Le premier jour du mois d’août a marqué l’engagement de la Russie dans un échange extraordinaire de détenus avec plusieurs pays dont les États-Unis, l’Allemagne, la Pologne, la Norvège et la Slovénie. Dans cet échange, huit espions russes emprisonnés à l’étranger ont retrouvé la liberté en échange de trois Américains, un Allemand qui avait été condamné à mort en Biélorussie, et douze prisonniers politiques russes.

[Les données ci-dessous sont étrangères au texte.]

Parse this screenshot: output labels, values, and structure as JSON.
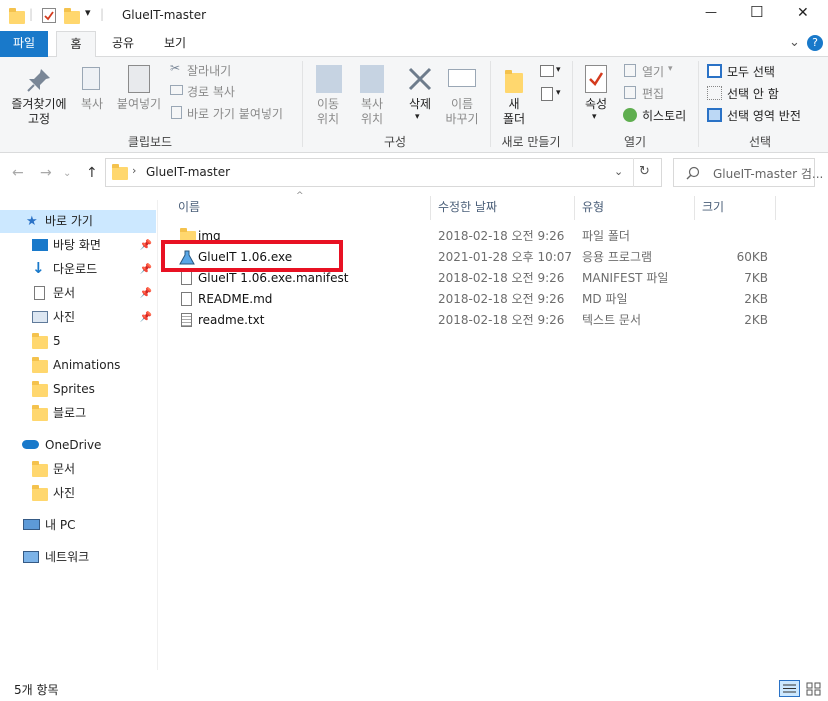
{
  "window": {
    "title": "GlueIT-master",
    "quick_access_divider": "|",
    "minimize": "—",
    "maximize": "☐",
    "close": "✕",
    "chevron": "⌄",
    "help": "?"
  },
  "ribbon_tabs": [
    "파일",
    "홈",
    "공유",
    "보기"
  ],
  "ribbon": {
    "clipboard": {
      "pin": "즐겨찾기에\n고정",
      "copy": "복사",
      "paste": "붙여넣기",
      "cut": "잘라내기",
      "copy_path": "경로 복사",
      "paste_shortcut": "바로 가기 붙여넣기",
      "label": "클립보드"
    },
    "organize": {
      "move": "이동\n위치",
      "copy_to": "복사\n위치",
      "delete": "삭제",
      "rename": "이름\n바꾸기",
      "label": "구성"
    },
    "new": {
      "new_folder": "새\n폴더",
      "label": "새로 만들기"
    },
    "open": {
      "properties": "속성",
      "open": "열기",
      "edit": "편집",
      "history": "히스토리",
      "label": "열기"
    },
    "select": {
      "select_all": "모두 선택",
      "select_none": "선택 안 함",
      "invert": "선택 영역 반전",
      "label": "선택"
    }
  },
  "address": {
    "path": "GlueIT-master",
    "search_placeholder": "GlueIT-master 검..."
  },
  "nav": {
    "quick_access": "바로 가기",
    "items": [
      {
        "label": "바탕 화면",
        "pinned": true
      },
      {
        "label": "다운로드",
        "pinned": true
      },
      {
        "label": "문서",
        "pinned": true
      },
      {
        "label": "사진",
        "pinned": true
      },
      {
        "label": "5",
        "pinned": false
      },
      {
        "label": "Animations",
        "pinned": false
      },
      {
        "label": "Sprites",
        "pinned": false
      },
      {
        "label": "블로그",
        "pinned": false
      }
    ],
    "onedrive": "OneDrive",
    "onedrive_items": [
      "문서",
      "사진"
    ],
    "this_pc": "내 PC",
    "network": "네트워크"
  },
  "columns": {
    "name": "이름",
    "date": "수정한 날짜",
    "type": "유형",
    "size": "크기"
  },
  "files": [
    {
      "name": "img",
      "date": "2018-02-18 오전 9:26",
      "type": "파일 폴더",
      "size": "",
      "icon": "folder-icon"
    },
    {
      "name": "GlueIT 1.06.exe",
      "date": "2021-01-28 오후 10:07",
      "type": "응용 프로그램",
      "size": "60KB",
      "icon": "exe-icon"
    },
    {
      "name": "GlueIT 1.06.exe.manifest",
      "date": "2018-02-18 오전 9:26",
      "type": "MANIFEST 파일",
      "size": "7KB",
      "icon": "file-icon"
    },
    {
      "name": "README.md",
      "date": "2018-02-18 오전 9:26",
      "type": "MD 파일",
      "size": "2KB",
      "icon": "file-icon"
    },
    {
      "name": "readme.txt",
      "date": "2018-02-18 오전 9:26",
      "type": "텍스트 문서",
      "size": "2KB",
      "icon": "text-file-icon"
    }
  ],
  "status": {
    "count": "5개 항목"
  },
  "colors": {
    "accent": "#1979ca",
    "selection": "#cce8ff",
    "highlight_box": "#e81123"
  }
}
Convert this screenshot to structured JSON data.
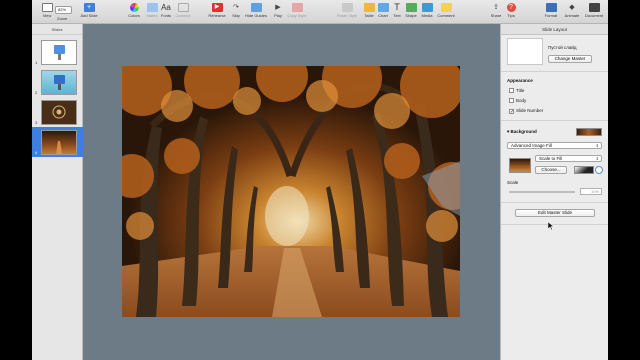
{
  "toolbar": {
    "view": "View",
    "zoom_value": "82%",
    "zoom": "Zoom",
    "add_slide": "Add Slide",
    "colors": "Colors",
    "mates": "Mates",
    "fonts": "Fonts",
    "connect": "Connect",
    "rehearse": "Rehearse",
    "skip": "Skip",
    "hide_guides": "Hide Guides",
    "play": "Play",
    "copy_style": "Copy Style",
    "paste_style": "Paste Style",
    "table": "Table",
    "chart": "Chart",
    "text": "Text",
    "shape": "Shape",
    "media": "Media",
    "comment": "Comment",
    "share": "Share",
    "tips": "Tips",
    "format": "Format",
    "animate": "Animate",
    "document": "Document"
  },
  "navigator": {
    "header": "Slides",
    "slides": [
      {
        "number": "1"
      },
      {
        "number": "2"
      },
      {
        "number": "3"
      },
      {
        "number": "4"
      }
    ]
  },
  "inspector": {
    "title": "Slide Layout",
    "master_name": "Пустой слайд",
    "change_master": "Change Master",
    "appearance": "Appearance",
    "title_cb": "Title",
    "body_cb": "Body",
    "slide_number_cb": "Slide Number",
    "background": "Background",
    "fill_type": "Advanced Image Fill",
    "scale_mode": "Scale to Fill",
    "choose": "Choose...",
    "scale": "Scale",
    "scale_value": "10%",
    "edit_master": "Edit Master Slide"
  },
  "colors": {
    "selection": "#3d80df",
    "canvas": "#6d7b87"
  }
}
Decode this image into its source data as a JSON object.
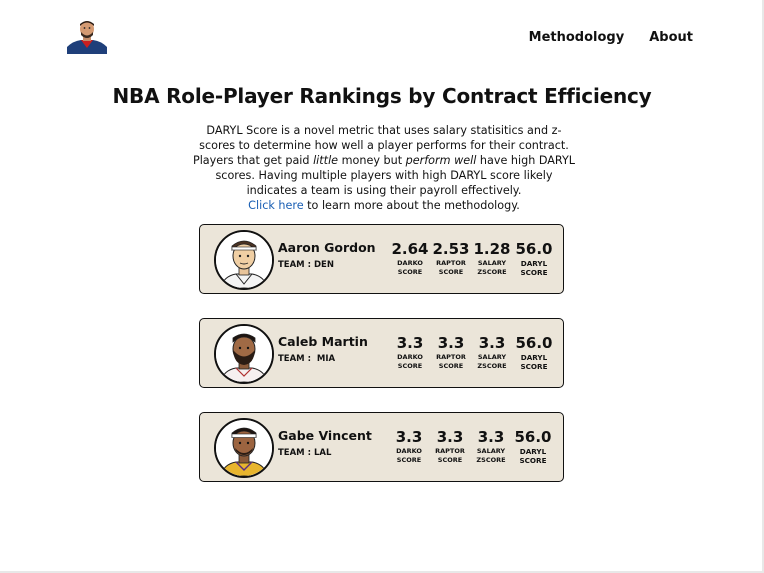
{
  "nav": {
    "items": [
      "Methodology",
      "About"
    ]
  },
  "title": "NBA Role-Player Rankings by Contract Efficiency",
  "intro": {
    "p1": "DARYL Score is a novel metric that uses salary statisitics and z-scores to determine how well a player performs for their contract. Players that get paid ",
    "em1": "little",
    "p2": " money but ",
    "em2": "perform well",
    "p3": " have high DARYL scores. Having multiple players with high DARYL score likely indicates a team is using their payroll effectively.",
    "link": "Click here",
    "p4": " to learn more about the methodology."
  },
  "players": [
    {
      "name": "Aaron Gordon",
      "team_label": "TEAM : DEN",
      "darko": "2.64",
      "raptor": "2.53",
      "salary": "1.28",
      "daryl": "56.0"
    },
    {
      "name": "Caleb Martin",
      "team_label": "TEAM :  MIA",
      "darko": "3.3",
      "raptor": "3.3",
      "salary": "3.3",
      "daryl": "56.0"
    },
    {
      "name": "Gabe Vincent",
      "team_label": "TEAM : LAL",
      "darko": "3.3",
      "raptor": "3.3",
      "salary": "3.3",
      "daryl": "56.0"
    }
  ],
  "labels": {
    "darko": "DARKO SCORE",
    "raptor": "RAPTOR SCORE",
    "salary": "SALARY ZSCORE",
    "daryl": "DARYL SCORE"
  },
  "colors": {
    "card_bg": "#ebe5d9",
    "link": "#1a5fb4"
  }
}
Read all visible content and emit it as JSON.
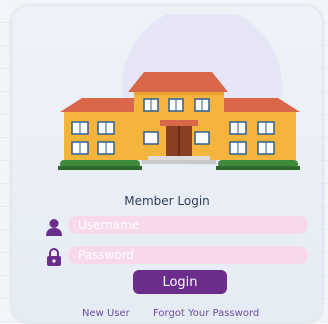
{
  "colors": {
    "accent": "#6a2d8c",
    "field_bg": "#f8d9ec",
    "card_bg": "#eef2f8",
    "roof": "#d9674a",
    "wall": "#f5b43b",
    "window": "#2f5f8f",
    "bush": "#3f8b3a"
  },
  "illustration": {
    "icon": "school-building-icon"
  },
  "login": {
    "title": "Member Login",
    "username": {
      "icon": "user-icon",
      "placeholder": "Username",
      "value": ""
    },
    "password": {
      "icon": "lock-icon",
      "placeholder": "Password",
      "value": ""
    },
    "button_label": "Login"
  },
  "links": {
    "new_user": "New User",
    "forgot": "Forgot Your Password"
  }
}
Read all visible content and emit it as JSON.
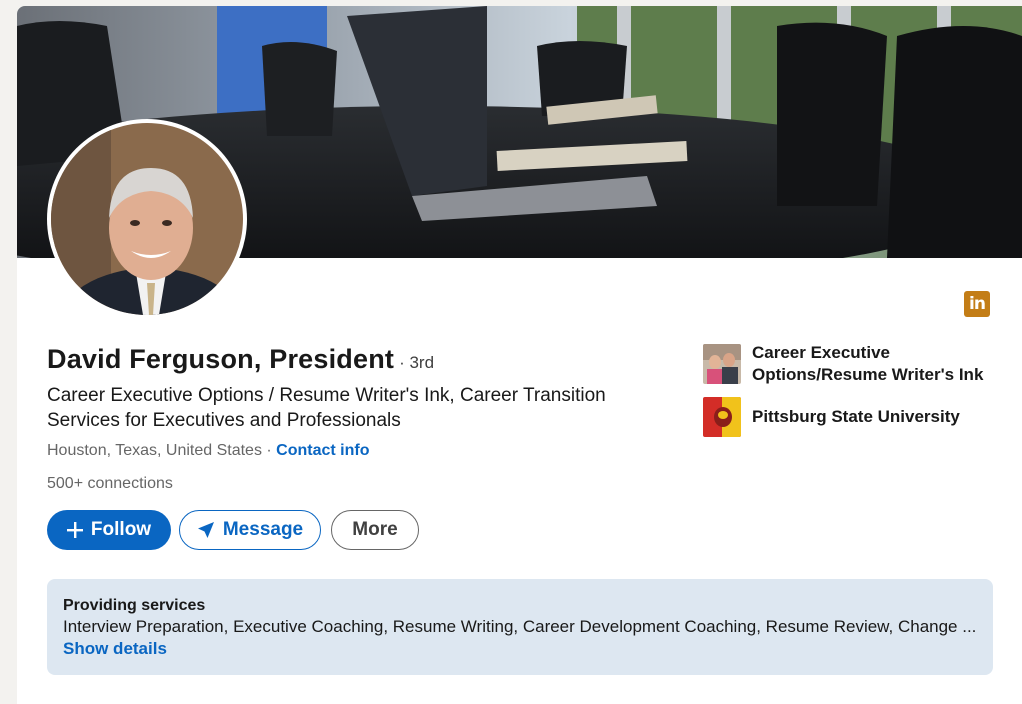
{
  "profile": {
    "name": "David Ferguson, President",
    "degree": "· 3rd",
    "headline": "Career Executive Options / Resume Writer's Ink, Career Transition Services for Executives and Professionals",
    "location": "Houston, Texas, United States ·",
    "contact_link": "Contact info",
    "connections": "500+ connections"
  },
  "actions": {
    "follow": "Follow",
    "message": "Message",
    "more": "More"
  },
  "organizations": [
    {
      "name": "Career Executive Options/Resume Writer's Ink",
      "icon": "company-photo-logo"
    },
    {
      "name": "Pittsburg State University",
      "icon": "university-gorilla-logo"
    }
  ],
  "badge": {
    "icon": "linkedin-icon",
    "text": "in",
    "color": "#c37d16"
  },
  "services": {
    "title": "Providing services",
    "list": "Interview Preparation, Executive Coaching, Resume Writing, Career Development Coaching, Resume Review, Change ...",
    "link": "Show details"
  },
  "colors": {
    "accent": "#0a66c2",
    "services_bg": "#dde7f1",
    "badge": "#c37d16"
  }
}
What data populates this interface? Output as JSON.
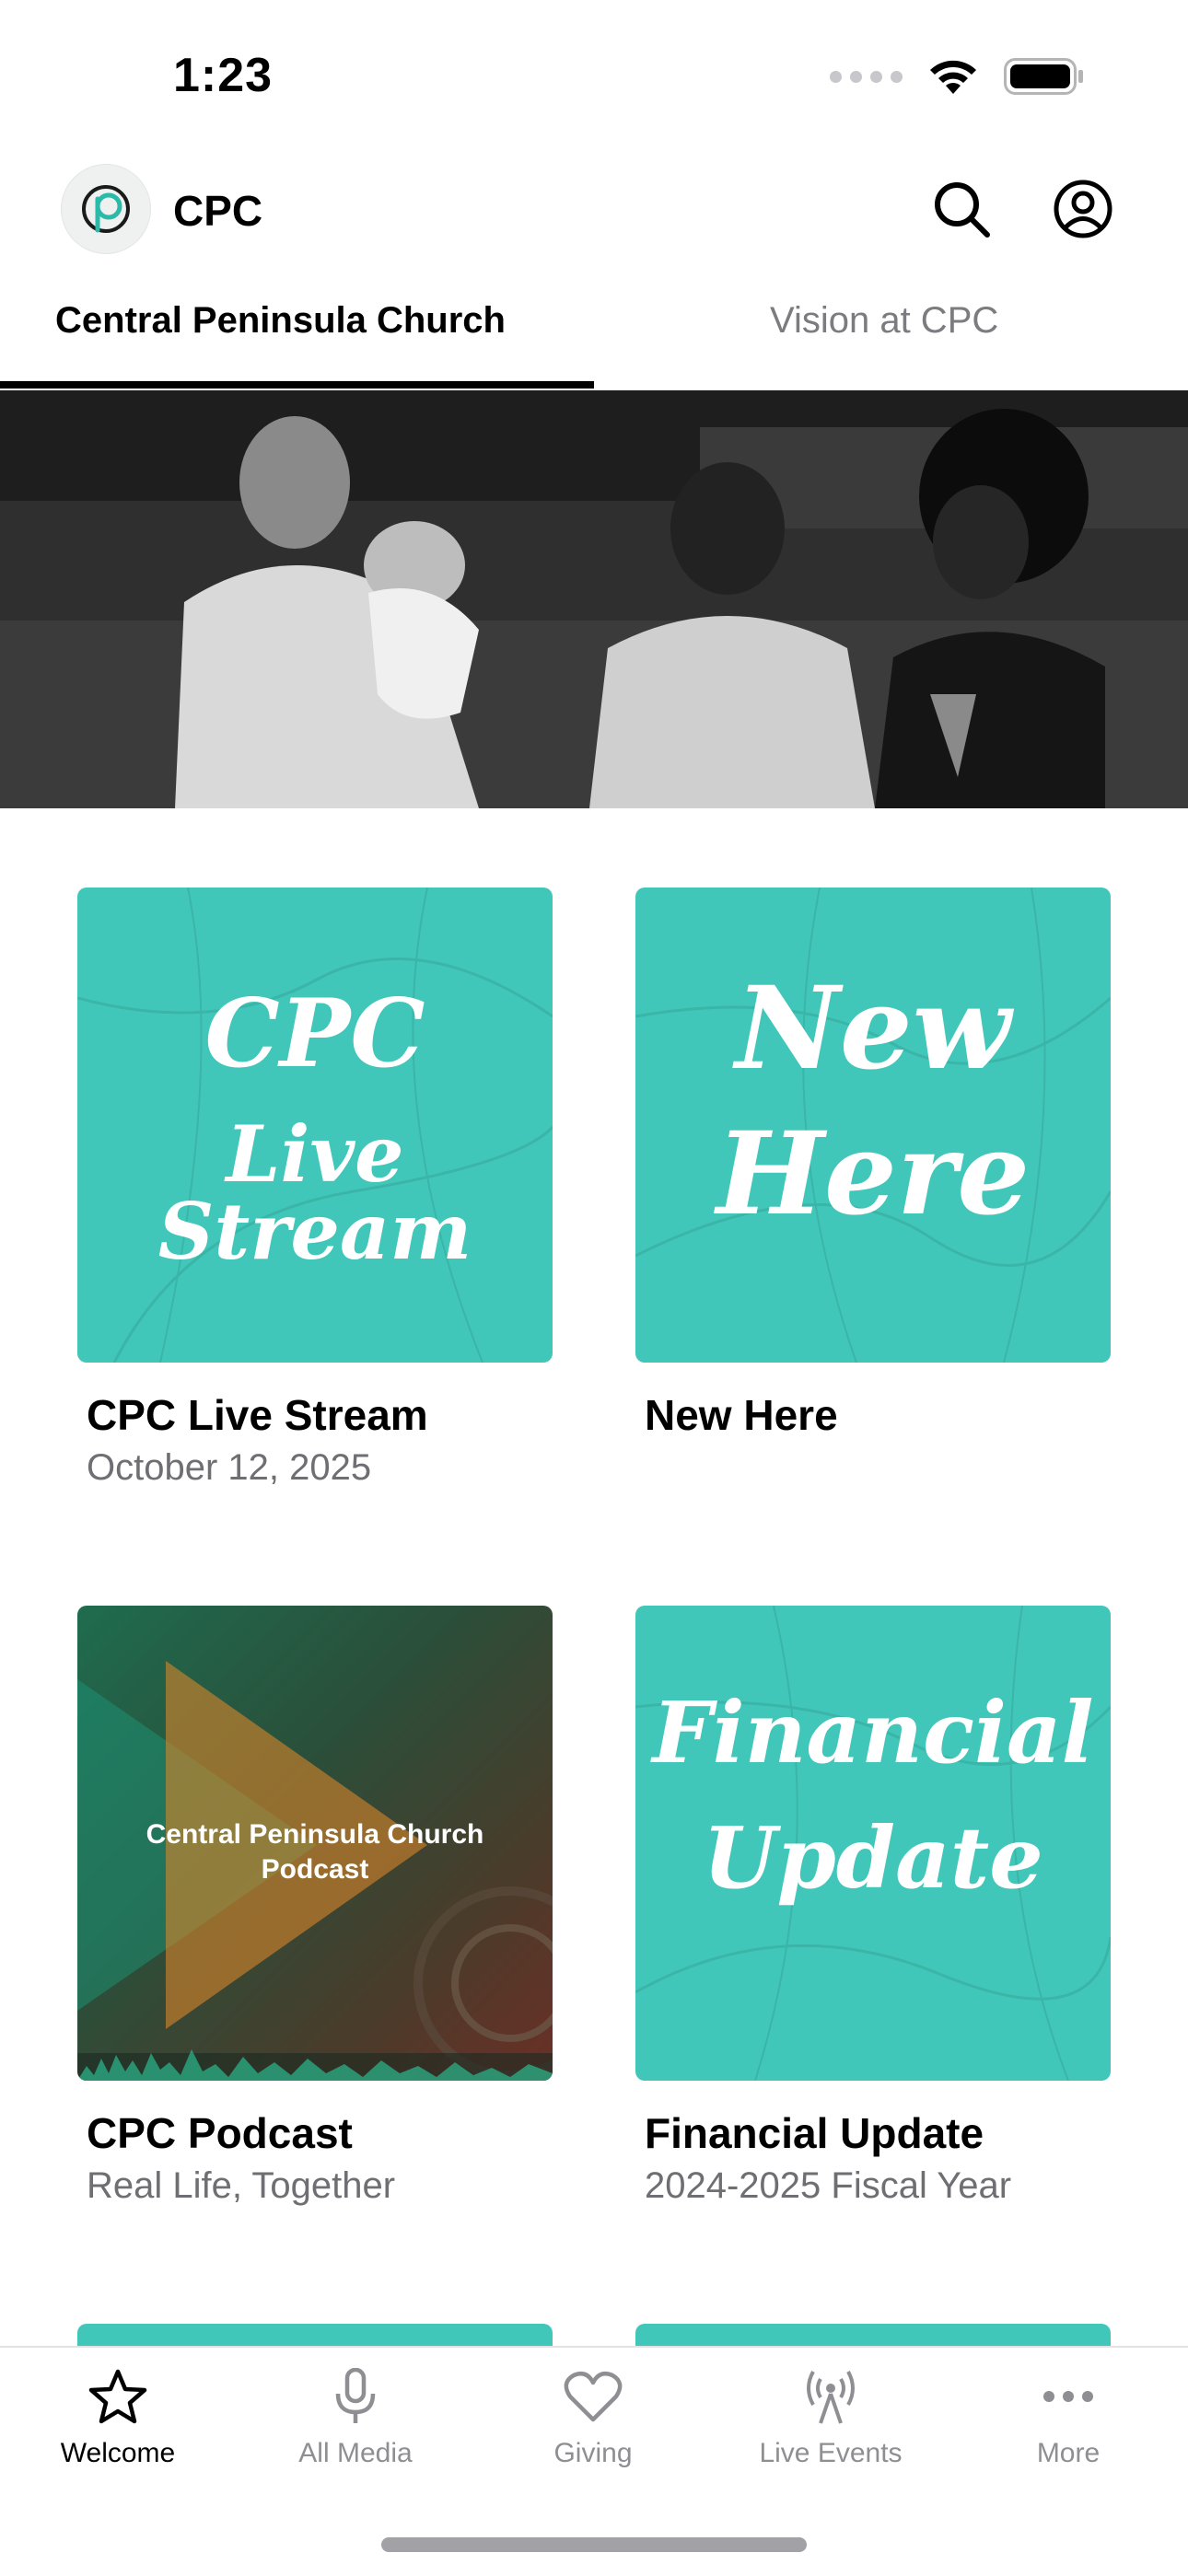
{
  "status_bar": {
    "time": "1:23"
  },
  "header": {
    "title": "CPC"
  },
  "tabs": [
    {
      "label": "Central Peninsula Church",
      "active": true
    },
    {
      "label": "Vision at CPC",
      "active": false
    }
  ],
  "cards": [
    {
      "artwork_text": [
        "CPC",
        "Live Stream"
      ],
      "title": "CPC Live Stream",
      "subtitle": "October 12, 2025"
    },
    {
      "artwork_text": [
        "New",
        "Here"
      ],
      "title": "New Here",
      "subtitle": ""
    },
    {
      "artwork_text": [
        "Central Peninsula Church",
        "Podcast"
      ],
      "title": "CPC Podcast",
      "subtitle": "Real Life, Together"
    },
    {
      "artwork_text": [
        "Financial",
        "Update"
      ],
      "title": "Financial Update",
      "subtitle": "2024-2025 Fiscal Year"
    }
  ],
  "tabbar": [
    {
      "label": "Welcome",
      "icon": "star-icon",
      "active": true
    },
    {
      "label": "All Media",
      "icon": "microphone-icon",
      "active": false
    },
    {
      "label": "Giving",
      "icon": "heart-icon",
      "active": false
    },
    {
      "label": "Live Events",
      "icon": "broadcast-icon",
      "active": false
    },
    {
      "label": "More",
      "icon": "ellipsis-icon",
      "active": false
    }
  ],
  "colors": {
    "accent_teal": "#41c7b9",
    "inactive_gray": "#8e8e93",
    "subtitle_gray": "#6e6e73"
  }
}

Ce qui est particulièrement remarquable dans cet accord, c’est le nombre important de personnalités de l’opposition qui ont été libérées. Ceci malgré l’échec précédent de l’échange concernant Alexei Navalny plus tôt dans l’année. Pour parvenir à rapatrier certains de ses agents de services spéciaux, le président russe Vladimir Poutine a dû accepter de donner la liberté, et par conséquent la vie, à certains des démocrates russes les plus tenaces. Il a dû faire de lourds sacrifices pour permettre le retour au pays de ses employés, en particulier Vadim Krassikov. Il est essentiel de comprendre cette situation.
Krassikov, qui est un officier du FSB, le service de renseignement, avait été désigné pour assassiner un ancien dirigeant tchétchène d’origine géorgienne en août 2019 à Berlin. Il a été arrêté par la police allemande et s’est trouvé condamné à perpétuité en 2021 pour ses actes. Poutine désirait le récupérer et n’a pas hésité à le faire savoir. Cependant, le gouvernement allemand a refusé catégoriquement de considérer Krassikov comme une monnaie d’échange.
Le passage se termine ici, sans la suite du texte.